遺跡の外に出た俺は、リアに導かれるままに鬱蒼と生い茂る森の中を歩いていた。
「なあ。俺たちは一体どこに向かっているんだ?」
「主さま。恐れながらも進言いたします」
先程の一件からリアは俺のことを『主さま』と呼ぶようになっていた。
なんだかそれは嬉しくもあり、くすぐったい感じだった。
「我々が現在、最優先でしなければならないことは身を隠すことだと存じています」
「……身を隠す?」
「ええ。元々、私は王都から遺跡の探索を任されていたのです。

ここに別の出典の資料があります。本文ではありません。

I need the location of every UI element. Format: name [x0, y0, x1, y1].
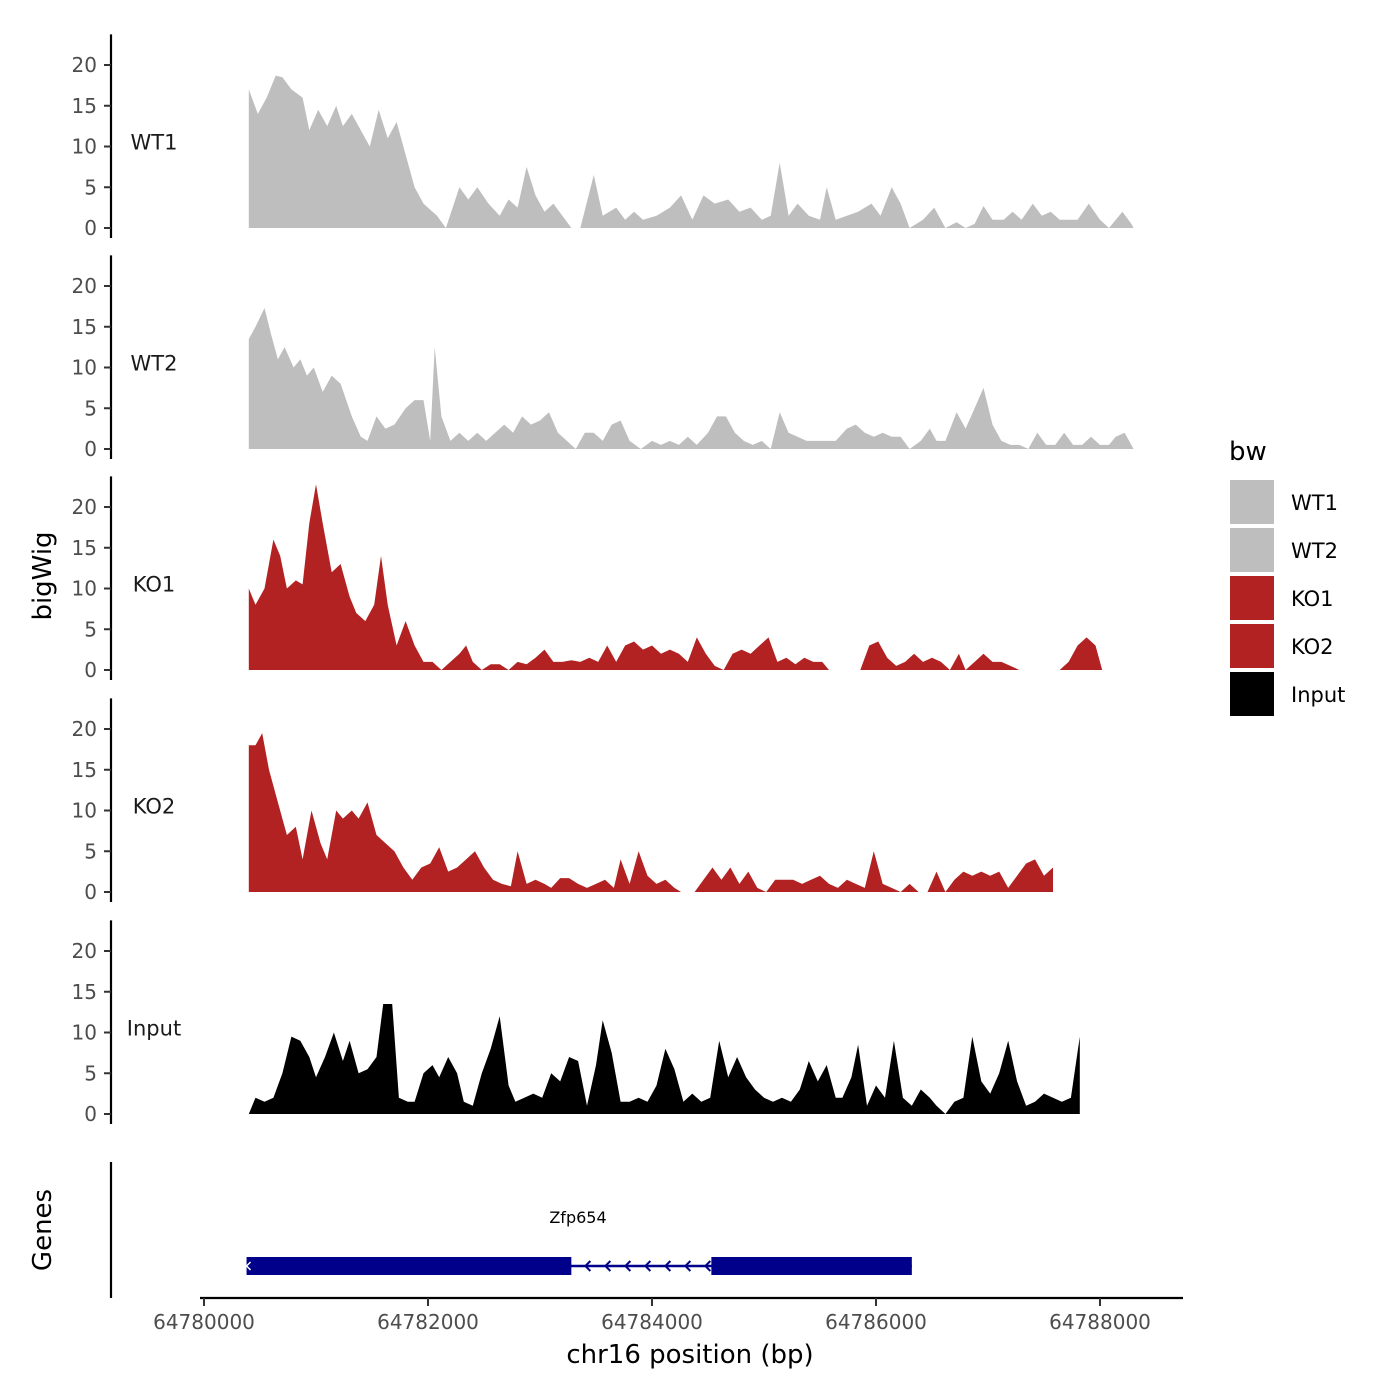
- track-label-ko2: KO2: [133, 794, 176, 818]
- y-tick-label-wt2-0: 0: [84, 437, 97, 461]
- strand-arrow-start: [245, 1261, 252, 1271]
- signal-area-wt1: [248, 75, 1134, 228]
- y-tick-label-ko2-0: 0: [84, 880, 97, 904]
- track-wt2: 0 5 10 15 20 WT2: [72, 255, 1134, 461]
- track-wt1: 0 5 10 15 20 WT1: [72, 34, 1134, 240]
- y-tick-label-wt1-10: 10: [72, 135, 97, 159]
- strand-arrow: [703, 1260, 712, 1272]
- track-label-ko1: KO1: [133, 572, 176, 596]
- legend-label-ko2: KO2: [1291, 635, 1334, 659]
- legend-swatch-ko2: [1230, 624, 1274, 668]
- x-tick-label-64784000: 64784000: [601, 1310, 703, 1334]
- y-tick-label-ko2-5: 5: [84, 839, 97, 863]
- y-tick-label-input-15: 15: [72, 980, 97, 1004]
- strand-arrow: [623, 1260, 632, 1272]
- x-tick-label-64788000: 64788000: [1049, 1310, 1151, 1334]
- tracks-layer: 0 5 10 15 20 WT1 0 5 10 15 20 WT2 0 5 10 15 20 KO1 0 5 10 15 2…: [72, 34, 1134, 1126]
- y-tick-label-wt1-15: 15: [72, 94, 97, 118]
- legend-title: bw: [1229, 437, 1267, 467]
- legend-label-wt1: WT1: [1291, 491, 1338, 515]
- strand-arrow: [683, 1260, 692, 1272]
- legend-swatch-wt2: [1230, 528, 1274, 572]
- y-tick-label-ko1-0: 0: [84, 658, 97, 682]
- x-tick-label-64780000: 64780000: [153, 1310, 255, 1334]
- track-label-wt1: WT1: [131, 130, 178, 154]
- track-label-input: Input: [127, 1016, 181, 1040]
- strand-arrow: [663, 1260, 672, 1272]
- strand-arrow: [643, 1260, 652, 1272]
- legend-swatch-ko1: [1230, 576, 1274, 620]
- gene-label: Zfp654: [549, 1208, 606, 1227]
- track-input: 0 5 10 15 20 Input: [72, 920, 1080, 1126]
- y-axis-title: bigWig: [28, 531, 58, 620]
- gene-exon-2: [711, 1257, 912, 1275]
- y-tick-label-ko1-10: 10: [72, 577, 97, 601]
- y-tick-label-ko2-20: 20: [72, 717, 97, 741]
- track-label-wt2: WT2: [131, 351, 178, 375]
- y-tick-label-wt1-5: 5: [84, 175, 97, 199]
- signal-area-wt2: [248, 308, 1134, 449]
- genes-axis-title: Genes: [28, 1189, 58, 1271]
- legend: bw WT1 WT2 KO1 KO2 Input: [1229, 437, 1345, 716]
- y-tick-label-input-0: 0: [84, 1102, 97, 1126]
- y-tick-label-wt1-0: 0: [84, 216, 97, 240]
- legend-swatch-wt1: [1230, 480, 1274, 524]
- x-tick-label-64782000: 64782000: [377, 1310, 479, 1334]
- gene-exon-1: [246, 1257, 572, 1275]
- strand-arrow: [583, 1260, 592, 1272]
- y-tick-label-input-5: 5: [84, 1061, 97, 1085]
- y-tick-label-wt2-10: 10: [72, 356, 97, 380]
- y-tick-label-wt2-20: 20: [72, 274, 97, 298]
- y-tick-label-input-10: 10: [72, 1021, 97, 1045]
- x-axis: 64780000 64782000 64784000 64786000 64788000: [153, 1296, 1183, 1334]
- legend-swatch-input: [1230, 672, 1274, 716]
- legend-label-wt2: WT2: [1291, 539, 1338, 563]
- signal-area-ko2: [248, 733, 1054, 892]
- track-ko2: 0 5 10 15 20 KO2: [72, 698, 1054, 904]
- y-tick-label-ko2-15: 15: [72, 758, 97, 782]
- gene-track: Zfp654: [109, 1162, 912, 1298]
- signal-area-ko1: [248, 484, 1103, 670]
- y-tick-label-ko1-5: 5: [84, 617, 97, 641]
- y-tick-label-ko1-20: 20: [72, 495, 97, 519]
- x-axis-ticks: 64780000 64782000 64784000 64786000 64788000: [153, 1298, 1151, 1334]
- signal-area-input: [248, 1004, 1080, 1114]
- legend-items: WT1 WT2 KO1 KO2 Input: [1230, 480, 1345, 716]
- y-tick-label-ko2-10: 10: [72, 799, 97, 823]
- y-tick-label-input-20: 20: [72, 939, 97, 963]
- legend-label-ko1: KO1: [1291, 587, 1334, 611]
- track-ko1: 0 5 10 15 20 KO1: [72, 476, 1103, 682]
- y-tick-label-wt1-20: 20: [72, 53, 97, 77]
- x-tick-label-64786000: 64786000: [825, 1310, 927, 1334]
- legend-label-input: Input: [1291, 683, 1345, 707]
- strand-arrow: [603, 1260, 612, 1272]
- x-axis-title: chr16 position (bp): [566, 1340, 813, 1370]
- y-tick-label-wt2-15: 15: [72, 315, 97, 339]
- gene-model-zfp654: [245, 1257, 912, 1275]
- y-tick-label-wt2-5: 5: [84, 396, 97, 420]
- y-tick-label-ko1-15: 15: [72, 536, 97, 560]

私が帰らないのであれば調査部隊が不審に思って主さまの存在に勘付くやもしれません」
「考え過ぎじゃないか? 俺の存在を示唆するような証拠はないんだろ?」
「……主さまの言うことは尤もです。しかし、警戒するにこしたことはありません。私の部下であったデクスが『人間がいた』という報告をしている可能性も捨てきれませんから」
「…………」
なるほど。
千里の道も一歩からというわけか。
たしかに俺の力は1度あの獣人に見られているわけだし、慎重に動くに越したことはないのかもしれない。
下手に動いて人間の力を悪用しようとする輩に発見されたら大変だろうからな。